Ideally, a target trial would include blind ascertainment of the outcome, or systematic measurement of the outcome, in order to ensure treatment status itself does not influence recording of the outcome. When using electronic medical records or administrative claims to ascertain outcomes, usually we cannot emulate this kind of target trial because we cannot guarantee that the provider recording the outcomes is unaware of the patient’s treatment status. (Blind ascertainment could be convincingly emulated if, for example, the outcome is death independently ascertained from a mortality registry.) Outcome ascertainment that is not blinded can be problematic for any analysis if the treatment indeed affects the recording of the outcome of interest. For an IV analysis, biases could also arise if the proposed instrument affects the recording of the outcome. For example, if calendar time was proposed as an instrument, it could be problematic if outcome ascertainment changed over time because of new diagnostic tools or procedures.
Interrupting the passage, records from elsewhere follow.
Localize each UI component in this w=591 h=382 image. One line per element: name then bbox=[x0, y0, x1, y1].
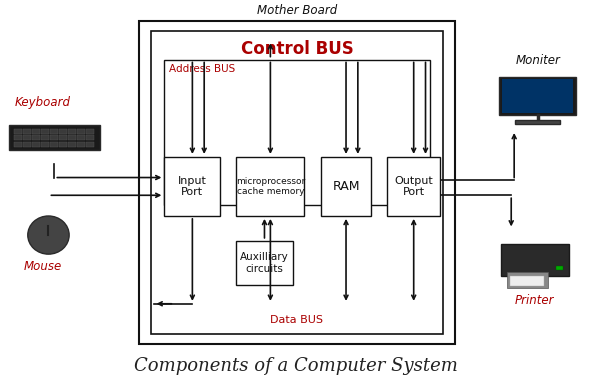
Bar bbox=[139, 21, 455, 344]
Bar bbox=[501, 244, 569, 276]
Text: Input
Port: Input Port bbox=[178, 176, 207, 197]
Bar bbox=[77, 129, 85, 134]
Bar bbox=[50, 129, 58, 134]
Bar bbox=[77, 142, 85, 147]
Text: Keyboard: Keyboard bbox=[15, 96, 70, 109]
Bar bbox=[556, 266, 563, 270]
Bar bbox=[86, 142, 93, 147]
Bar bbox=[151, 31, 443, 334]
Bar bbox=[14, 129, 22, 134]
Text: Mouse: Mouse bbox=[24, 260, 61, 273]
Bar bbox=[164, 157, 220, 216]
Bar bbox=[86, 129, 93, 134]
Bar bbox=[33, 129, 40, 134]
Bar bbox=[60, 129, 67, 134]
Text: Control BUS: Control BUS bbox=[241, 40, 353, 58]
Bar bbox=[509, 276, 544, 286]
Text: Data BUS: Data BUS bbox=[271, 315, 323, 325]
Bar bbox=[60, 135, 67, 141]
Text: Address BUS: Address BUS bbox=[169, 64, 235, 74]
Bar bbox=[50, 135, 58, 141]
Bar bbox=[33, 142, 40, 147]
Bar bbox=[50, 142, 58, 147]
Ellipse shape bbox=[28, 216, 69, 254]
Bar bbox=[515, 120, 560, 125]
Bar bbox=[41, 129, 48, 134]
Bar bbox=[77, 135, 85, 141]
Bar bbox=[507, 272, 547, 288]
Bar bbox=[387, 157, 440, 216]
Bar bbox=[236, 241, 293, 285]
Bar bbox=[69, 135, 76, 141]
Bar bbox=[164, 60, 430, 204]
Bar bbox=[86, 135, 93, 141]
Bar bbox=[14, 135, 22, 141]
Text: Mother Board: Mother Board bbox=[257, 4, 337, 17]
Bar bbox=[321, 157, 371, 216]
Bar bbox=[60, 142, 67, 147]
Text: Moniter: Moniter bbox=[515, 54, 560, 67]
Bar bbox=[41, 135, 48, 141]
Bar bbox=[24, 135, 31, 141]
Bar bbox=[14, 142, 22, 147]
Bar bbox=[69, 142, 76, 147]
Bar bbox=[499, 77, 576, 115]
Text: Components of a Computer System: Components of a Computer System bbox=[134, 357, 457, 375]
Text: microprocessor
cache memory: microprocessor cache memory bbox=[236, 177, 305, 196]
Text: RAM: RAM bbox=[332, 180, 360, 193]
Bar bbox=[502, 79, 573, 113]
Bar bbox=[41, 142, 48, 147]
Bar bbox=[69, 129, 76, 134]
Bar bbox=[33, 135, 40, 141]
Bar bbox=[24, 142, 31, 147]
Text: Auxilliary
circuits: Auxilliary circuits bbox=[240, 252, 289, 274]
Bar bbox=[8, 125, 100, 150]
Bar bbox=[236, 157, 304, 216]
Bar bbox=[24, 129, 31, 134]
Text: Printer: Printer bbox=[515, 294, 554, 307]
Text: Output
Port: Output Port bbox=[394, 176, 433, 197]
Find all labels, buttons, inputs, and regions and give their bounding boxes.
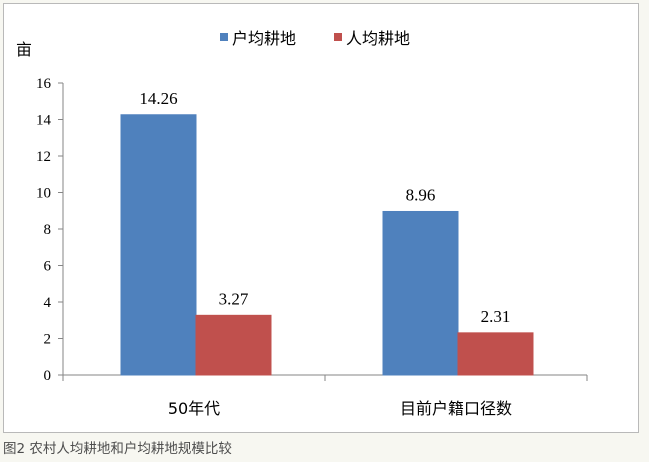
y-tick-label: 6 (44, 259, 52, 275)
y-tick-label: 0 (44, 368, 52, 384)
y-tick-label: 4 (44, 295, 52, 311)
figure-caption: 图2 农村人均耕地和户均耕地规模比较 (3, 441, 232, 457)
x-category-label: 50年代 (168, 399, 220, 418)
y-axis-unit-label: 亩 (16, 40, 32, 59)
bar-per-capita-0 (195, 314, 272, 376)
chart-area: 0 2 4 6 8 10 12 14 16 14.26 3.27 50年代 8.96 2.31 目前户籍口径… (3, 3, 639, 433)
legend-label-0: 户均耕地 (232, 29, 296, 48)
y-tick-label: 2 (44, 332, 52, 348)
data-label: 3.27 (219, 289, 249, 308)
x-category-label: 目前户籍口径数 (400, 399, 512, 418)
bar-per-capita-1 (457, 332, 534, 376)
bar-chart: 0 2 4 6 8 10 12 14 16 14.26 3.27 50年代 8.96 2.31 目前户籍口径… (16, 29, 588, 418)
bar-household-1 (382, 210, 459, 376)
legend-label-1: 人均耕地 (346, 29, 410, 48)
data-label: 14.26 (139, 89, 177, 108)
bar-household-0 (120, 114, 197, 376)
y-tick-label: 10 (36, 186, 51, 202)
y-tick-label: 8 (44, 222, 52, 238)
y-tick-label: 12 (36, 149, 51, 165)
data-label: 2.31 (481, 307, 511, 326)
legend-swatch-1 (334, 33, 342, 41)
y-tick-label: 14 (36, 113, 52, 129)
y-tick-label: 16 (36, 76, 52, 92)
data-label: 8.96 (406, 185, 436, 204)
legend-swatch-0 (220, 33, 228, 41)
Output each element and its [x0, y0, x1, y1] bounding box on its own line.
Causal Contrast of Interest

Trial protocol specifications also include the causal contrasts of interest. When describing feasible treatment strategies, we noted that classical IV analyses are generally restricted to the study of time-fixed or point interventions. Thus, examples of causal contrasts studied in IV applications include contrasting the initiation of certain medications [26, 29, 32] or contrasting the receipt of one-time medical procedures such as vaccination or surgery [10, 53, 54]. In the latter case, this can be conceived as the per-protocol effect in a trial assigning these point interventions. In the former case when the treatment strategies of interest are sustained treatment strategies, the IV analysis will only be appropriate for studying causal contrasts of initiating the treatment strategies, while other methods could be used to also study causal contrasts of initiating and adhering to sustained treatment strategies.

Conclusions

Hernán and Robins [1••] argued that even when emulating an ideal trial is not feasible, the target trial approach is nonetheless useful as it “allows us to systematically articulate the tradeoffs that we are willing to accept.” Putting classical IV methods in this context indeed illuminates tradeoffs that are unavoidable, such as only considering time-fixed treatment strategies [2]. It also puts in context the tradeoffs we may offset in future study designs or explore via sensitivity analyses [21, 23•, 42, 44]. Finally, it provides a framework for scientific discourse regarding IV and non-IV results emulating potentially different trials with potentially different tradeoffs [20, 55].

In sum, restricting oneself to conducting IV analyses in the appropriate class of target trials already rules out a number of biases and concerns. From there, it is up to the investigators to diligently weigh remaining tradeoffs in formulating a suitable target trial and—if they decide to pursue an IV approach for emulating that trial—to then conduct an appropriate analysis, understand the robustness of the conclusions from the analysis, and triangulate the results as feasible.